Evening service is over, and Bernadette comes in to check on me one last time before she goes to bed. I ask her to leave a candle, otherwise scarcely speaking or opening my eyes, except when she starts to take the bowl of cold broth. “Just leave it. I might wake up hungry.”
She shrugs, then goes to the door, pauses for a Parthian shot. “Be careful, Sister. We’re not as tough anymore as we think we are.” Then she makes her exit, leaving me to wonder what she meant by that.
I wait until I hear no sound at all in the house, then wait a few minutes longer. Finally I push the covers back. I’m still dressed, except for my boots. When I was put to bed, Bernadette simply loosened my already loose clothing. I cross the worn carpet in stocking feet and, when I reach the sliding glass door, look cautiously out into the greenhouse. I see no lights in the north wing. I go to the door into the hallway, open it a few inches. No light under Jerry’s door.

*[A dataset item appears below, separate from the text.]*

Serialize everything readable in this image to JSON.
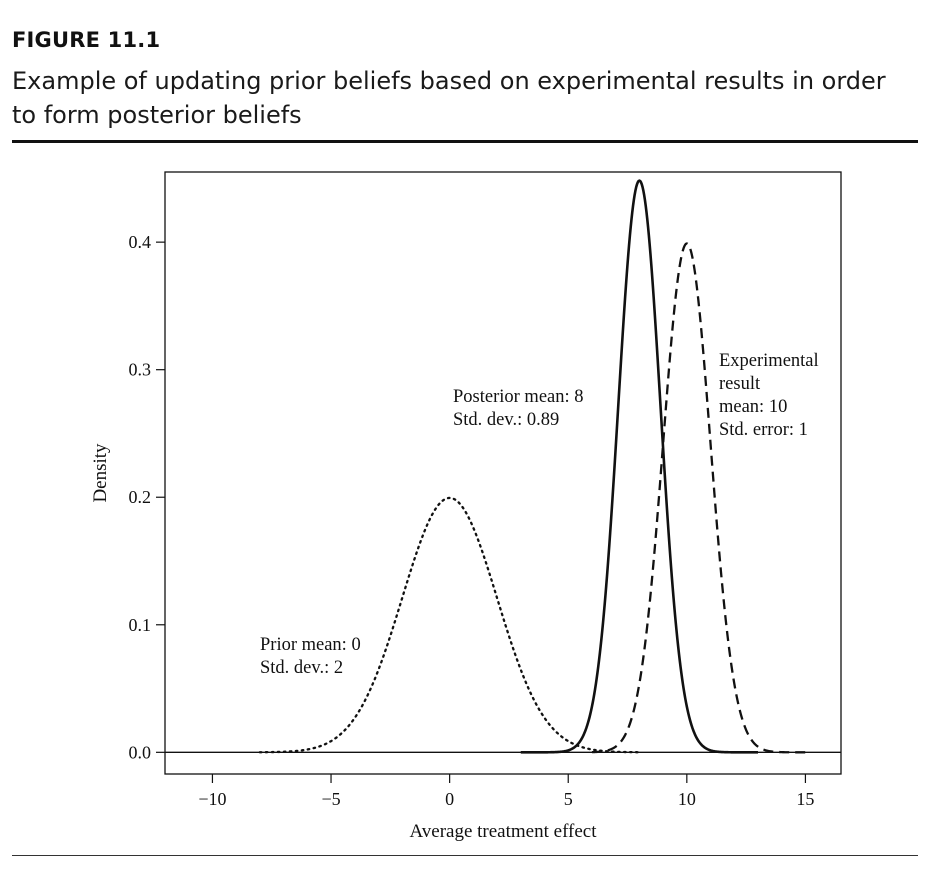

I return to the bed, sit down to pull on my boots. Shadow is awake, watching me. I don’t offer her any encouragement. Next I go to the closet for the dark shawl, then to my souvenir drawer. I find Jim Acres’s handcuffs, break the string on the key, and put them in my skirt pocket. My cane is on the back of a chair. The silent whistle is on the bedside table. I slip the chain over my head, hold the whistle against my heart for a moment as if it were a talisman. Shadow follows me around, tail wagging tentatively.
I pick up the bowl of broth, down a couple of spoonsful, then put it on the floor, and when Shadow begins lapping at it, I blow out the candle and retreat to the glass door, ease it open, step out into the greenhouse, ease the door closed again.